Judge tosses out bicyclists' lawsuit over SLU streetcar tracks
A King County judge has dismissed a suit filed by six bicyclists who said the city of Seattle was negligent in the way it built the South Lake Union streetcar tracks.
Seattle Times staff reporter
A King County Superior Court judge has dismissed a lawsuit brought by six bicyclists who claimed the South Lake Union streetcar tracks caused them to crash and that the city of Seattle knowingly allowed unsafe conditions.
Judge Harry McCarthy last week agreed with the city that the cyclists hadn't proved the city fell short of any design or engineering standards when it placed the streetcar tracks on the right side of the roadway, where bikes were likely to travel, rather than in the center.
Another part of the lawsuit was dismissed last year when a different judge ruled the city was immune from liability in its decision to build a streetcar and align it in the right-hand lane.
"We never disputed the tracks were a hazard," said Rebecca Boatright, assistant city attorney who handled the case. "The legal question was whether we fell short of any engineering standard in designing a road with a streetcar. The judge concluded we did not."
An attorney for the six cyclists said they will file a motion to reconsider the decision.
The bike riders, all of whom were seriously injured along the streetcar line, argued that planning documents alerted the city to the dangers but that possible precautions, such as a bike ban along the route or different track placement, weren't taken.

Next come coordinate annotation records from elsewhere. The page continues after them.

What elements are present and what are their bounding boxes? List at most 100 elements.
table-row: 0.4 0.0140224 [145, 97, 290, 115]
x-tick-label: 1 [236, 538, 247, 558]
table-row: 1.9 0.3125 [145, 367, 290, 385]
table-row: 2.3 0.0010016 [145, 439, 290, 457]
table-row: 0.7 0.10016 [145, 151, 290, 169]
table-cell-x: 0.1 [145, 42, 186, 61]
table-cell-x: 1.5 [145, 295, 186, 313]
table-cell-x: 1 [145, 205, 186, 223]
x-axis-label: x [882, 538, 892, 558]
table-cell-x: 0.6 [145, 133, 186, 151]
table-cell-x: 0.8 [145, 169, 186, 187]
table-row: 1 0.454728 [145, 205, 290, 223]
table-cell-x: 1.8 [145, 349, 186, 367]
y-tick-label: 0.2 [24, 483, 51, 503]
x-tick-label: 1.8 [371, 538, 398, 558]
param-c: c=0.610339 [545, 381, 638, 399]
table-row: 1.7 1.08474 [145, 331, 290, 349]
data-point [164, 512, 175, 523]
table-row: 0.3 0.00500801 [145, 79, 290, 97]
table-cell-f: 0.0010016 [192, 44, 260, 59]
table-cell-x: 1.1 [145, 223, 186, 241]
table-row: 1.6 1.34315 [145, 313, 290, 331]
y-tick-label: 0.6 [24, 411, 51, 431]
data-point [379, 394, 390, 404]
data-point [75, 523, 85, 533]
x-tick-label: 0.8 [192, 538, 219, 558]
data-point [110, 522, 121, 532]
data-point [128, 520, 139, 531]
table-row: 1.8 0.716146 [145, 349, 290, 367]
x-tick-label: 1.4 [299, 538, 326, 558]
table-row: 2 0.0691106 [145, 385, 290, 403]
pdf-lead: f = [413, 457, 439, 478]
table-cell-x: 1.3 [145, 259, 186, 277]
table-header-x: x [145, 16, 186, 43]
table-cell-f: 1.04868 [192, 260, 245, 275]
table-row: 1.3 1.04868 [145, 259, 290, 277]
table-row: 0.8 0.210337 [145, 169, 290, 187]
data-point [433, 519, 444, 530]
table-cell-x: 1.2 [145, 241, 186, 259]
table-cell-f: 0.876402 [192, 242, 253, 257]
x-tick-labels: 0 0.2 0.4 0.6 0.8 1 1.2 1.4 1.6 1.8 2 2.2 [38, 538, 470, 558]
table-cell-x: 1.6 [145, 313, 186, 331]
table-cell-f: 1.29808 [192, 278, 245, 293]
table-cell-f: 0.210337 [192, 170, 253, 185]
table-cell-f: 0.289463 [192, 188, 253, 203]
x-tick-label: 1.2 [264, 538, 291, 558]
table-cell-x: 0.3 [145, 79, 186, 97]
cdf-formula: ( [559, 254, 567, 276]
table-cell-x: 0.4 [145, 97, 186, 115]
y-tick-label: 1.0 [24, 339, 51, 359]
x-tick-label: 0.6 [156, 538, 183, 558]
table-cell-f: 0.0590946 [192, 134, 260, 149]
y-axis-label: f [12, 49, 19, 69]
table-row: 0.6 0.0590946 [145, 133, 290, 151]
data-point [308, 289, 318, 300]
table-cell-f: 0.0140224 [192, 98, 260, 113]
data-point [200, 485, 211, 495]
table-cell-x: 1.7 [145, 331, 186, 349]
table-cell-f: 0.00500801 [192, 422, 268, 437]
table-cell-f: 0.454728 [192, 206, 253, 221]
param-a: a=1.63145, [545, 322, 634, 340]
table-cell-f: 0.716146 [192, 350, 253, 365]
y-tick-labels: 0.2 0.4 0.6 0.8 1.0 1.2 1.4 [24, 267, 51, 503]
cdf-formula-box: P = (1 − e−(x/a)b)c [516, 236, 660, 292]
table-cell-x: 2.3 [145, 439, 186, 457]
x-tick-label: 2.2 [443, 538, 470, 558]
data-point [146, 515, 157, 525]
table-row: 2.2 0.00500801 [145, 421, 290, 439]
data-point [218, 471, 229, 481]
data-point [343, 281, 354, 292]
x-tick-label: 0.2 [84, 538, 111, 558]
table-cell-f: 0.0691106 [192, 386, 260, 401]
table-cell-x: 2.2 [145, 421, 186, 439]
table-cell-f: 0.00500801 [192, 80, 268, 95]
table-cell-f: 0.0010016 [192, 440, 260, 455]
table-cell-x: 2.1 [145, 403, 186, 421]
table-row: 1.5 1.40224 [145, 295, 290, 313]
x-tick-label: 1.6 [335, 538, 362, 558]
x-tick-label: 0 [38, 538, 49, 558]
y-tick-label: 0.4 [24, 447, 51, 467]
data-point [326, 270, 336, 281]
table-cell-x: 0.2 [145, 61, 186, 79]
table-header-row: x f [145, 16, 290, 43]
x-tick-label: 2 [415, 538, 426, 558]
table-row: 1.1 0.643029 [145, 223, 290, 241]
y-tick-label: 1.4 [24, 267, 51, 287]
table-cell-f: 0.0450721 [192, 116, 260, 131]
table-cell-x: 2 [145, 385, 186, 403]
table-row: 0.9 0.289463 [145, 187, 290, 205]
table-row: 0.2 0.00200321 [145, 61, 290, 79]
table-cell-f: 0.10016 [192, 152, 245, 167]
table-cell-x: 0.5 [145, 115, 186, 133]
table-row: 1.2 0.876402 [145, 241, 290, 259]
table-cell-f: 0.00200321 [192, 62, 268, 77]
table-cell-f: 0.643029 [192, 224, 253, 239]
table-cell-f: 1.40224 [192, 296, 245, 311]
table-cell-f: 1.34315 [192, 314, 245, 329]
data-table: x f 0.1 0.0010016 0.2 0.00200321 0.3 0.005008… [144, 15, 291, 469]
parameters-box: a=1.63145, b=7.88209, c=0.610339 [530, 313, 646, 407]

The cyclists sued when the city refused to compensate them for their injuries.
Bob Anderton, one of the attorneys who represented the cyclists, said that although the plaintiffs won't be compensated for their injuries, the lawsuit did prompt design changes in the planned First Hill Streetcar. That project includes about a mile of bike lanes separated from the roadway. Where there is not a separate bike lane, the streetcar tracks will be toward the center of the lanes.
"We believe that this litigation has resulted in safer streets for bicyclists in Seattle," said Anderton.
The city did add warning signs soon after the streetcar line started operating. It also re-striped Ninth Avenue to add bike lanes.
Accident data since the lawsuit was filed in 2010 indicate that there have been no new bike-only accidents along the streetcar route, said Rick Sheridan, spokesman for the Seattle Department of Transportation.
But Anderton said the police do not always file accident reports or even respond to bike-only accidents. He said bike riders continue to be injured along the streetcar route.